The excuse for the orgy is always the same: there is no alternative. We have to bail out the greedy corporations that borrowed billions to buy back their own stocks, the corporations that sold junk debt to finance their bonuses and dividends, the financiers who bought the risky debt, the speculators who front-run the Fed’s purchases of assets and on and on in an endless parade of fraud and corruption–because if we don’t bail out the speculators and other parasites, the whole financial system will implode and that would be terrible.

Terrible for who? To answer the question, we need to ponder the fundamental nature of the Fed and our financial system, which can be summarized in one line: anything goes, and winners take all.

Anything goes, because money buys political influence and so what was once illegal–buying back your own stock, advertising medications directly to consumers, etc.– are not just made legal but normalized by constant propaganda in the corporate media that these forms of legalized looting are good for the nation because… well, that doesn’t matter, just take our word for it.

When anything goes, the winners take all. This is how we’ve ended up with a unstable, fragile economy dominated by a handful of corporations in each sector whose sole purpose is to maximize profits by any means available, and it just so happens the most profitable arrangements are monopoly and cartels, and so that’s what we have: an economy of high costs, enormous profits, low-quality goods and services for the bottom 95% and an extreme concentration of wealth and income in the hands of the winners.

This dynamic also characterizes the public sector, where anything goes if you can get away with it has generated a few winners– employees of small school districts getting salaries of $350,000 and pensions to match, and so on–and a multitude of losers as actual services for the public decay even as costs soar. Naturally, questions about this are dismissed with TINA: there is no alternative.

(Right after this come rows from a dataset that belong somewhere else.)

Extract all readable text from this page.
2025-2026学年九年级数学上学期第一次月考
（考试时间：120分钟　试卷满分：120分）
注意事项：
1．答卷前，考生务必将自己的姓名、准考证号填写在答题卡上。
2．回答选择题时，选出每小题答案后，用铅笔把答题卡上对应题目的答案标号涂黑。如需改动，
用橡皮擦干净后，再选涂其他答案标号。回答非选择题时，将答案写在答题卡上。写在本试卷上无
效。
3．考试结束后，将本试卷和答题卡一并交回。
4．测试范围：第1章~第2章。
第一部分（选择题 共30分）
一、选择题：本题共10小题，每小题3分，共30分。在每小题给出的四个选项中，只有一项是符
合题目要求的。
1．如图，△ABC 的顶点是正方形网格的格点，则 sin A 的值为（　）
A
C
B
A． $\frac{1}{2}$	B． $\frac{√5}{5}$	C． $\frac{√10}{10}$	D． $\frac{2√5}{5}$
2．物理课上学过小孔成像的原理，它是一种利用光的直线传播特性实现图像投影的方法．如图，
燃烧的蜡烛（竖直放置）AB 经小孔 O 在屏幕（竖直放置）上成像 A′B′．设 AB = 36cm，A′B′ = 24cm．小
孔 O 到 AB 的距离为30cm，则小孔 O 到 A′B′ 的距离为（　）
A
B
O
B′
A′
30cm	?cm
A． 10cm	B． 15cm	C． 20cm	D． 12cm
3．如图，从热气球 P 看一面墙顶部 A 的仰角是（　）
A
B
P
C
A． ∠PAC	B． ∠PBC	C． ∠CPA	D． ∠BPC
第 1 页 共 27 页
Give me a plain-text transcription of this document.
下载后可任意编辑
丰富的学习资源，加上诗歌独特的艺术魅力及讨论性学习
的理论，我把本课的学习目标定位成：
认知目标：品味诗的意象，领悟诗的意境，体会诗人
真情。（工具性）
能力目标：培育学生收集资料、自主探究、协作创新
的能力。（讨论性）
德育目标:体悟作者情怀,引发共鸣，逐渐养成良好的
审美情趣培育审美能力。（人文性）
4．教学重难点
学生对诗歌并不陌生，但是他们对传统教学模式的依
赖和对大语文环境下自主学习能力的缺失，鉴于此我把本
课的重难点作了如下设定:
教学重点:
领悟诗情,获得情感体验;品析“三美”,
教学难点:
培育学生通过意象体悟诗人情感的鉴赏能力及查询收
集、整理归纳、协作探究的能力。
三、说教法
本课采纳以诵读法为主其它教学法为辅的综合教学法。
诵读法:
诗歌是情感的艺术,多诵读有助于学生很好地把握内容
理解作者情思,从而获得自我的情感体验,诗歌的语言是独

The fragility of such a system is so extreme that the winners’ only hope to hold onto their booty is to persuade us that the simulations of open markets and democracy they conjure up are “real” in the sense that we can’t really see the Emperor’s fine clothing but we accept that this must be a flaw in our own sight, rather than what it really is: self-serving institutionalized delusion: believe us when we assure you that there is no alternative.

So as the greediest and most parasitic few gorge on TINA’s orgy, try not to bust a gut laughing at Jay Powell’s comedy act justifying the orgy because really, there is no alternative other than a collapse of what deserves to collapse and what will collapse despite (or as a result of) the Fed’s manic money-printing.

What nobody dares whisper is there is no alternative to collapse because the system is now too fragile and brittle to survive. TINA may get the last laugh after all.